Proces-verbaal van verhoor verdachte d.d. 20 januari 2016, pagina’s 127 tot en met 134. (Pagina 129).
(..)
V=Wat weet jij je te herinneren van de klus in Kampen waar je in september 2015 werkzaamheden zou verrichten?
A=Dat zou ik samen met [naam 1] doen. Ik had bij zijn vader een schildersklus en zou bij hem het dak doen en schilderen aan de voorkant en een stukje achterkant
(..)
V=Welke werkzaamheden stelde jij nog meer voor?
A=Dak branden. Leer op het dak. Er zat namelijk niets op.
(..)
V=Volgens de aangifte van [slachtoffer 5] heeft hij op 9 september 2015 1250 euro naar
het rekeningnummer [rekeningnummer] overgemaakt. Waarom was dat?
A=Voor het materiaal.
V=Welke werkzaamheden zijn daadwerkelijk uitgevoerd?
A=Alleen schuren.
(..)
V=Waarom is het werk niet uitgevoerd?
A=Omdat er privé van alles tussen kwam. Met mijn ex.
(..)
V=Ik zie uit deze gesprekken dat jij [slachtoffer 5] alles mooi voorspiegelt, toezeggingen doet en vervolgens niet meer bereikbaar bent. Wat vind je daarvan?
A=Er kwam van alles privé tussen door. En mijn telefoon werkte niet goed meer. Ik heb
het bij zijn vader wel netjes afgemaakt naar tevredenheid.
(..)
V=Waarom ben je na eind oktober 2015 telefonisch niet meer bereikbaar voor [slachtoffer 5]
?
A=Telefoon was niet helemaal goed. Ik haal deze week een nieuwe telefoon op.
V=De door jou gebruikte telefoonnummers 06— [telefoonnummer 2] en 06— [telefoonnummer 1] kon [slachtoffer 5] niet meer bereiken?

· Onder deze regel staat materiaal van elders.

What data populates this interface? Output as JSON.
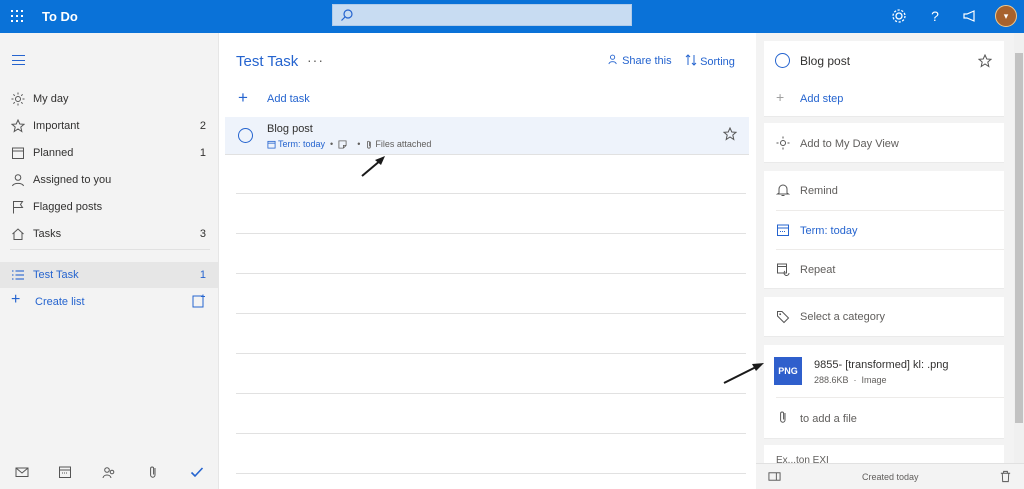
{
  "app": {
    "title": "To Do"
  },
  "search": {
    "placeholder": ""
  },
  "topbar_icons": [
    "gear-icon",
    "help-icon",
    "megaphone-icon"
  ],
  "sidebar": {
    "items": [
      {
        "label": "My day",
        "count": "",
        "icon": "sun-icon"
      },
      {
        "label": "Important",
        "count": "2",
        "icon": "star-icon"
      },
      {
        "label": "Planned",
        "count": "1",
        "icon": "calendar-icon"
      },
      {
        "label": "Assigned to you",
        "count": "",
        "icon": "person-icon"
      },
      {
        "label": "Flagged posts",
        "count": "",
        "icon": "flag-icon"
      },
      {
        "label": "Tasks",
        "count": "3",
        "icon": "home-icon"
      }
    ],
    "lists": [
      {
        "label": "Test Task",
        "count": "1",
        "icon": "list-icon"
      }
    ],
    "create_list_label": "Create list"
  },
  "main": {
    "list_title": "Test Task",
    "more_label": "···",
    "share_label": "Share this",
    "sorting_label": "Sorting",
    "add_task_label": "Add task",
    "task": {
      "title": "Blog post",
      "term": "Term: today",
      "files": "Files attached"
    }
  },
  "detail": {
    "task_title": "Blog post",
    "add_step_label": "Add step",
    "add_myday_label": "Add to My Day View",
    "remind_label": "Remind",
    "term_label": "Term: today",
    "repeat_label": "Repeat",
    "category_label": "Select a category",
    "file": {
      "badge": "PNG",
      "name": "9855- [transformed] kl: .png",
      "size": "288.6KB",
      "type": "Image"
    },
    "add_file_label": "to add a file",
    "cut_label": "Ex...ton EXI",
    "created_label": "Created today"
  },
  "colors": {
    "accent": "#2564cf",
    "topbar": "#0a72d8"
  }
}
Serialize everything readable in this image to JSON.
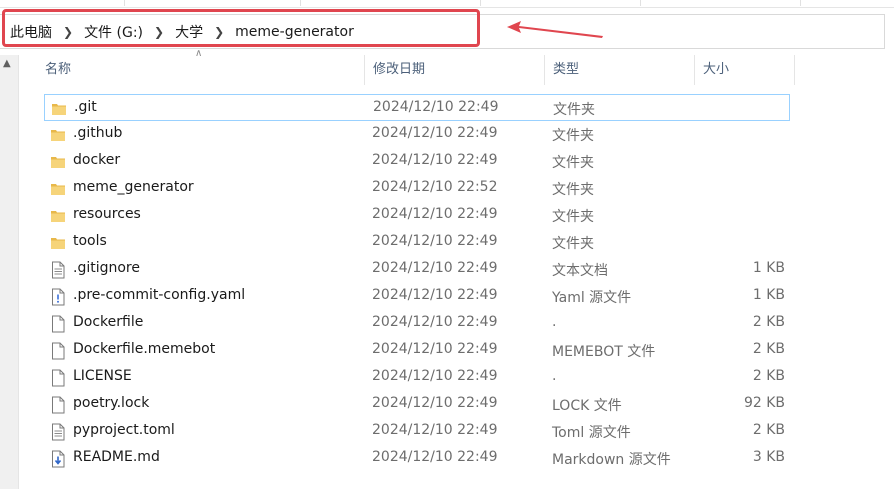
{
  "breadcrumb": [
    "此电脑",
    "文件 (G:)",
    "大学",
    "meme-generator"
  ],
  "columns": {
    "name": "名称",
    "date": "修改日期",
    "type": "类型",
    "size": "大小"
  },
  "accent": {
    "highlight": "#e0464f",
    "folder": "#f2c55c",
    "selection": "#99d1ff"
  },
  "files": [
    {
      "name": ".git",
      "date": "2024/12/10 22:49",
      "type": "文件夹",
      "size": "",
      "icon": "folder-icon"
    },
    {
      "name": ".github",
      "date": "2024/12/10 22:49",
      "type": "文件夹",
      "size": "",
      "icon": "folder-icon"
    },
    {
      "name": "docker",
      "date": "2024/12/10 22:49",
      "type": "文件夹",
      "size": "",
      "icon": "folder-icon"
    },
    {
      "name": "meme_generator",
      "date": "2024/12/10 22:52",
      "type": "文件夹",
      "size": "",
      "icon": "folder-icon"
    },
    {
      "name": "resources",
      "date": "2024/12/10 22:49",
      "type": "文件夹",
      "size": "",
      "icon": "folder-icon"
    },
    {
      "name": "tools",
      "date": "2024/12/10 22:49",
      "type": "文件夹",
      "size": "",
      "icon": "folder-icon"
    },
    {
      "name": ".gitignore",
      "date": "2024/12/10 22:49",
      "type": "文本文档",
      "size": "1 KB",
      "icon": "text-file-icon"
    },
    {
      "name": ".pre-commit-config.yaml",
      "date": "2024/12/10 22:49",
      "type": "Yaml 源文件",
      "size": "1 KB",
      "icon": "yaml-file-icon"
    },
    {
      "name": "Dockerfile",
      "date": "2024/12/10 22:49",
      "type": ".",
      "size": "2 KB",
      "icon": "blank-file-icon"
    },
    {
      "name": "Dockerfile.memebot",
      "date": "2024/12/10 22:49",
      "type": "MEMEBOT 文件",
      "size": "2 KB",
      "icon": "blank-file-icon"
    },
    {
      "name": "LICENSE",
      "date": "2024/12/10 22:49",
      "type": ".",
      "size": "2 KB",
      "icon": "blank-file-icon"
    },
    {
      "name": "poetry.lock",
      "date": "2024/12/10 22:49",
      "type": "LOCK 文件",
      "size": "92 KB",
      "icon": "blank-file-icon"
    },
    {
      "name": "pyproject.toml",
      "date": "2024/12/10 22:49",
      "type": "Toml 源文件",
      "size": "2 KB",
      "icon": "text-file-icon"
    },
    {
      "name": "README.md",
      "date": "2024/12/10 22:49",
      "type": "Markdown 源文件",
      "size": "3 KB",
      "icon": "markdown-file-icon"
    }
  ]
}
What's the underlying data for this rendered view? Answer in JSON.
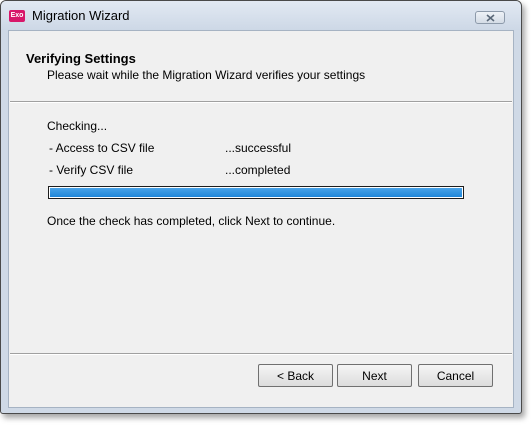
{
  "window": {
    "title": "Migration Wizard",
    "app_icon": "exo-icon",
    "app_icon_label": "Exo"
  },
  "header": {
    "title": "Verifying Settings",
    "subtitle": "Please wait while the Migration Wizard verifies your settings"
  },
  "body": {
    "checking_label": "Checking...",
    "checks": [
      {
        "name": "- Access to CSV file",
        "status": "...successful"
      },
      {
        "name": "- Verify CSV file",
        "status": "...completed"
      }
    ],
    "progress_percent": 100,
    "hint": "Once the check has completed, click Next to continue."
  },
  "buttons": {
    "back_label": "< Back",
    "next_label": "Next",
    "cancel_label": "Cancel"
  },
  "colors": {
    "progress_fill": "#1f86d9",
    "app_icon": "#d8176a"
  }
}
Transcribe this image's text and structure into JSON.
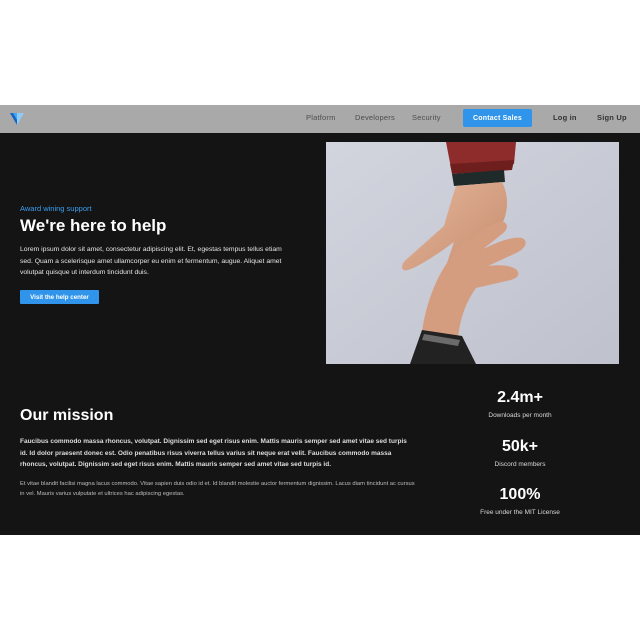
{
  "nav": {
    "links": [
      "Platform",
      "Developers",
      "Security"
    ],
    "contact_label": "Contact Sales",
    "login_label": "Log in",
    "signup_label": "Sign Up",
    "logo_icon": "v-logo-icon"
  },
  "hero": {
    "eyebrow": "Award wining support",
    "title": "We're here to help",
    "text": "Lorem ipsum dolor sit amet, consectetur adipiscing elit. Et, egestas tempus tellus etiam sed. Quam a scelerisque amet ullamcorper eu enim et fermentum, augue. Aliquet amet volutpat quisque ut interdum tincidunt duis.",
    "button_label": "Visit the help center",
    "image": "hands-reaching-image"
  },
  "mission": {
    "title": "Our mission",
    "text_bold": "Faucibus commodo massa rhoncus, volutpat. Dignissim sed eget risus enim. Mattis mauris semper sed amet vitae sed turpis id. Id dolor praesent donec est. Odio penatibus risus viverra tellus varius sit neque erat velit. Faucibus commodo massa rhoncus, volutpat. Dignissim sed eget risus enim. Mattis mauris semper sed amet vitae sed turpis id.",
    "text_small": "Et vitae blandit facilisi magna lacus commodo. Vitae sapien duis odio id et. Id blandit molestie auctor fermentum dignissim. Lacus diam tincidunt ac cursus in vel. Mauris varius vulputate et ultrices hac adipiscing egestas."
  },
  "stats": [
    {
      "value": "2.4m+",
      "label": "Downloads per month"
    },
    {
      "value": "50k+",
      "label": "Discord members"
    },
    {
      "value": "100%",
      "label": "Free under the MIT License"
    }
  ],
  "colors": {
    "accent": "#2f94ea",
    "nav_bg": "#a9a9a9",
    "page_bg": "#141414"
  }
}
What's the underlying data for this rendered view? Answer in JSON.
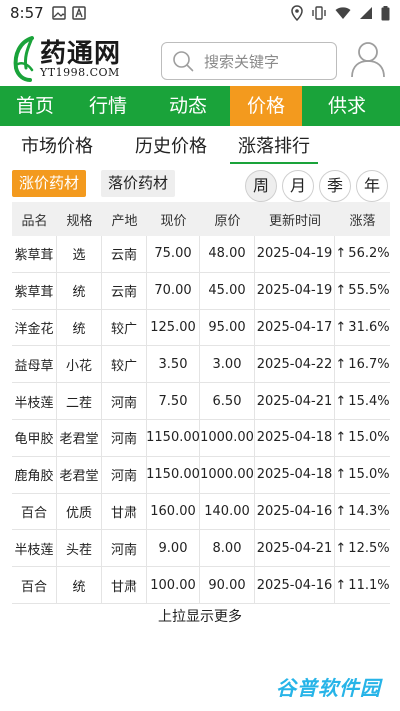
{
  "status": {
    "time": "8:57"
  },
  "header": {
    "logo_name": "药通网",
    "logo_domain": "YT1998.COM",
    "search_placeholder": "搜索关键字"
  },
  "nav": [
    {
      "label": "首页",
      "active": false
    },
    {
      "label": "行情",
      "active": false
    },
    {
      "label": "动态",
      "active": false
    },
    {
      "label": "价格",
      "active": true
    },
    {
      "label": "供求",
      "active": false
    }
  ],
  "sub_tabs": [
    {
      "label": "市场价格",
      "active": false
    },
    {
      "label": "历史价格",
      "active": false
    },
    {
      "label": "涨落排行",
      "active": true
    }
  ],
  "filters": {
    "rise_label": "涨价药材",
    "fall_label": "落价药材",
    "periods": [
      "周",
      "月",
      "季",
      "年"
    ],
    "active_period": "周"
  },
  "table": {
    "headers": [
      "品名",
      "规格",
      "产地",
      "现价",
      "原价",
      "更新时间",
      "涨落"
    ],
    "rows": [
      [
        "紫草茸",
        "选",
        "云南",
        "75.00",
        "48.00",
        "2025-04-19",
        "56.2%"
      ],
      [
        "紫草茸",
        "统",
        "云南",
        "70.00",
        "45.00",
        "2025-04-19",
        "55.5%"
      ],
      [
        "洋金花",
        "统",
        "较广",
        "125.00",
        "95.00",
        "2025-04-17",
        "31.6%"
      ],
      [
        "益母草",
        "小花",
        "较广",
        "3.50",
        "3.00",
        "2025-04-22",
        "16.7%"
      ],
      [
        "半枝莲",
        "二茬",
        "河南",
        "7.50",
        "6.50",
        "2025-04-21",
        "15.4%"
      ],
      [
        "龟甲胶",
        "老君堂",
        "河南",
        "1150.00",
        "1000.00",
        "2025-04-18",
        "15.0%"
      ],
      [
        "鹿角胶",
        "老君堂",
        "河南",
        "1150.00",
        "1000.00",
        "2025-04-18",
        "15.0%"
      ],
      [
        "百合",
        "优质",
        "甘肃",
        "160.00",
        "140.00",
        "2025-04-16",
        "14.3%"
      ],
      [
        "半枝莲",
        "头茬",
        "河南",
        "9.00",
        "8.00",
        "2025-04-21",
        "12.5%"
      ],
      [
        "百合",
        "统",
        "甘肃",
        "100.00",
        "90.00",
        "2025-04-16",
        "11.1%"
      ]
    ]
  },
  "load_more": "上拉显示更多",
  "watermark": "谷普软件园",
  "colors": {
    "primary_green": "#1aa33a",
    "accent_orange": "#f39a1e",
    "watermark_blue": "#27b4e8"
  }
}
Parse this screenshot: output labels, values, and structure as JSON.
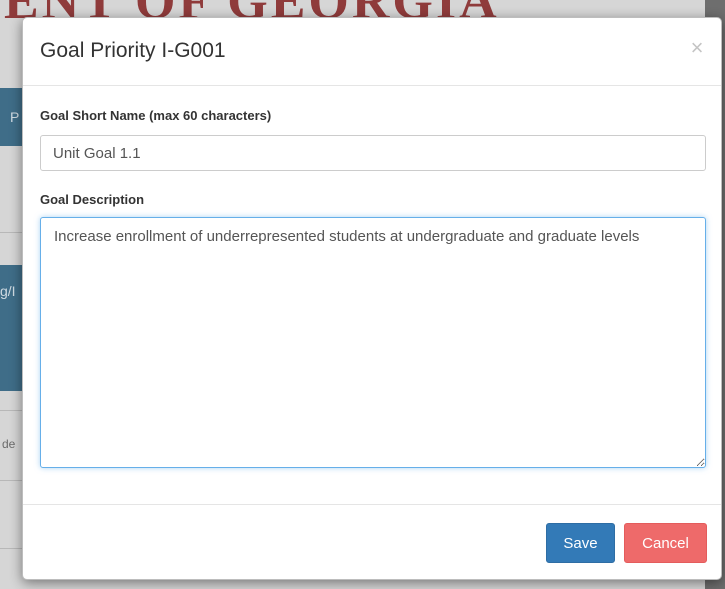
{
  "background": {
    "heading": "ENT OF GEORGIA",
    "tab_top_text": "P",
    "tab_mid_text": "g/I",
    "small_text": "de"
  },
  "modal": {
    "title": "Goal Priority I-G001",
    "close_symbol": "×",
    "short_name": {
      "label": "Goal Short Name (max 60 characters)",
      "value": "Unit Goal 1.1"
    },
    "description": {
      "label": "Goal Description",
      "value": "Increase enrollment of underrepresented students at undergraduate and graduate levels"
    },
    "buttons": {
      "save": "Save",
      "cancel": "Cancel"
    }
  },
  "colors": {
    "save_button": "#337ab7",
    "cancel_button": "#ee6a6a",
    "focus_border": "#66afe9",
    "background_heading": "#8f3b3b",
    "background_tab": "#3f6d88"
  }
}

A=Ik had ook andere dingen aan mijn hoofd privé.
(..)
V=Je kon niet komen omdat je moeder in het ziekenhuis lag, omdat je zelf ziek op bed
lag, maar wij zijn nu drie maanden verder en de klus is nog steeds niet afgemaakt.
Waarom?
A=Dat zijn privé redenen waar ik geen grip op had. Hij krijgt gewoon zijn geld terug.
(..)
Feit 4
(zaak [slachtoffer 6] )

Proces-verbaal van aangifte door [slachtoffer 6] d.d. 5 oktober 2015, pagina’s 178 tot en met 180.
(..)
Op 21 juli 2015 heb ik mijn ramen laten wassen door de heer [verdachte] . Ik had afgesproken dit voor 15 euro te laten doen, hij is gekomen en zijn werk gedaan en ik heb afgerekend. Hij vertelde dat hij meer dingen voor mij kon doen zoals klusjes,
allerhande klusjes. Omdat wij een defect kiepraam hadden had ik hier wel oren naar. Ik moest op dat moment weg, en [verdachte] heeft de dag erna een briefje door de bus gegooid met zijn gegevens. Ik heb hem toen op nummer [telefoonnummer 1] een whats app berichtje gestuurd dat ik interesse had dat hij een offerte zou maken voor mijn kiepraam. Hij is langs gekomen op 23 juli 2015 voor de offerte en hij heeft een aankoopbon opgesteld. Hierin staan zijn werkzaamheden met een bedrag. Dit was 225 euro, en hij noemde zichzelf [bouwbedrijf 1] , [adres 1] te Zwolle. Zijn IBAN nummer is [rekeningnummer] . Hij zou dan 6 augustus 2015 komen om het raam te repareren. Ik moest wel liet bedrag alvast overmaken. Dit heb ik ook gedaan. Hij vertelde dat hij zelf al een keer was opgelicht door mensen die hem werk hadden laten doen en hem achteraf niet konden betalen. Dus daarom moest ik voor die tijd al geld overmaken.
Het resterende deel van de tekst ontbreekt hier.